4) After a rise of about 50%, how do we view Alibaba's current price? Firstly, we want to point out that the aforementioned visions around AI and the reassessment of Alibaba Cloud's performance & valuation are still in the logical and emotional phase, and the actual impact on performance will take time to materialize. In other words, the recent surge is partly driven by valuation expansion, especially the valuation of Alibaba Cloud.
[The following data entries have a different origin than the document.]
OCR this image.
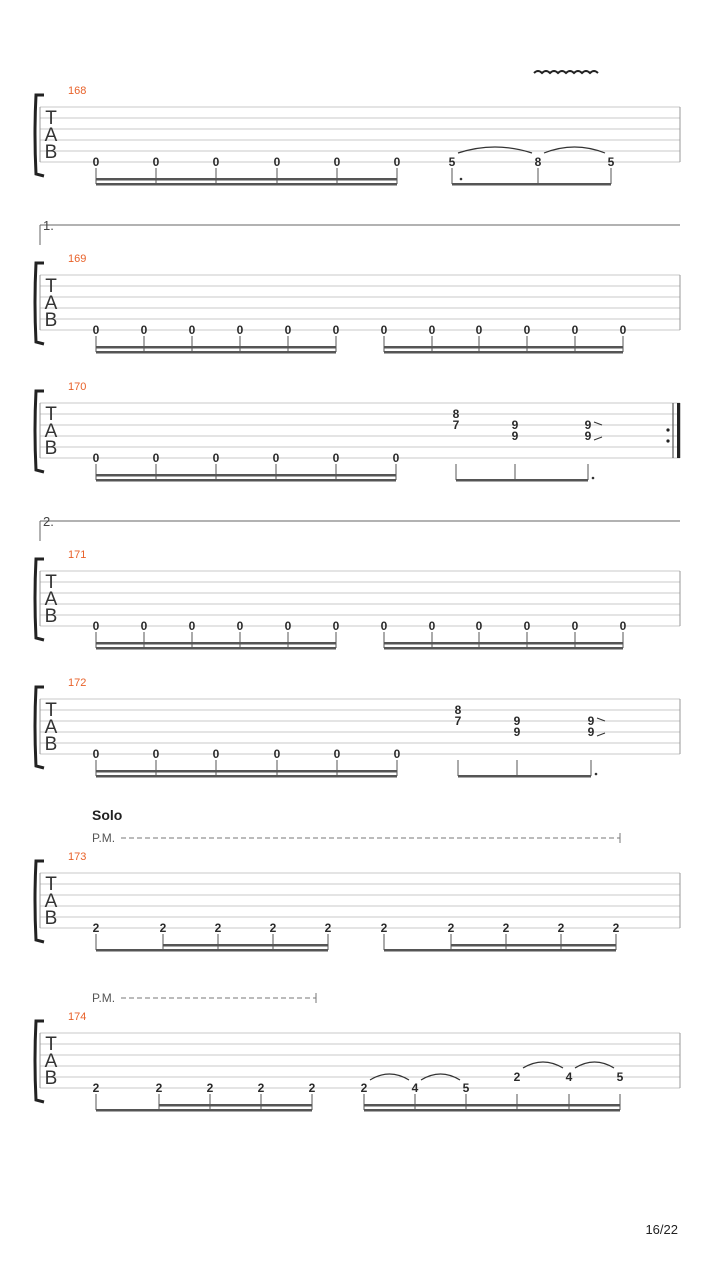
168
T
A
B	0	0	0	0	0	0	5	8	5
1.
169
T
A
B	0	0	0	0	0	0	0	0	0	0	0	0
170
T
A
B	0	0	0	0	0	0
8
7	9
9
9
9
2.
171
T
A
B	0	0	0	0	0	0	0	0	0	0	0	0
172
T
A
B	0	0	0	0	0	0
8
7	9
9
9
9
Solo
P.M.
173
T
A
B	2	2	2	2	2	2	2	2	2	2
P.M.
174
T
A
B	2	2	2	2	2	2	4	5
2	4	5
16/22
We consider two scenarios. Firstly, in a neutral optimistic scenario, we generally keep the valuation of the core Taobao and Tmall business unchanged (corresponding to the unclear prospects of domestic e-commerce), still applying a 10x PE to the adjusted earnings for 2025, corresponding to a valuation of about 1.5+ trillion. For Alibaba Cloud's valuation, we refer to the current implied expectations, applying a 5x P/S for 2025 revenue (slightly lower than the average of about 7x P/S for U.S. SaaS), corresponding to about 570 billion. The total valuation is about 2.1 trillion, roughly corresponding to the current market value.
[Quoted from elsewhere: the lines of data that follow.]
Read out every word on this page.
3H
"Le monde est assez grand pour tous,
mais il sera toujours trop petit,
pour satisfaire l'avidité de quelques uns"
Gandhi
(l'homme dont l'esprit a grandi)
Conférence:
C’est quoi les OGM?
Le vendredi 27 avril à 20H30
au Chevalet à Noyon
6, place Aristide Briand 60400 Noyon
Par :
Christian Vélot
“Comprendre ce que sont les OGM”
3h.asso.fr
In an extremely optimistic scenario, if we restore the valuation of the core Taobao and Tmall business to 12x PE, Alibaba Cloud's valuation would be raised to above the average of U.S. SaaS at 10x P/S. Then, just the Alibaba Cloud business would correspond to about 1.15 trillion in market value, with the group totaling nearly 3 trillion in market value. It should be noted that this is a simple extrapolation of the valuation range under pure valuation expansion. As seen in the U.S. stock market, after the first wave of emotional surges, it is still necessary to observe the actual performance delivery of each quarter. If the narrative can be transformed into tangible incremental performance, then after raising performance expectations, the final valuation may exceed our above optimistic estimates. If it is just storytelling without performance delivery, then naturally it will "come from nowhere, go back to nowhere."

Of course, Dolphin Research holds an optimistic view on the overall prospects of AI.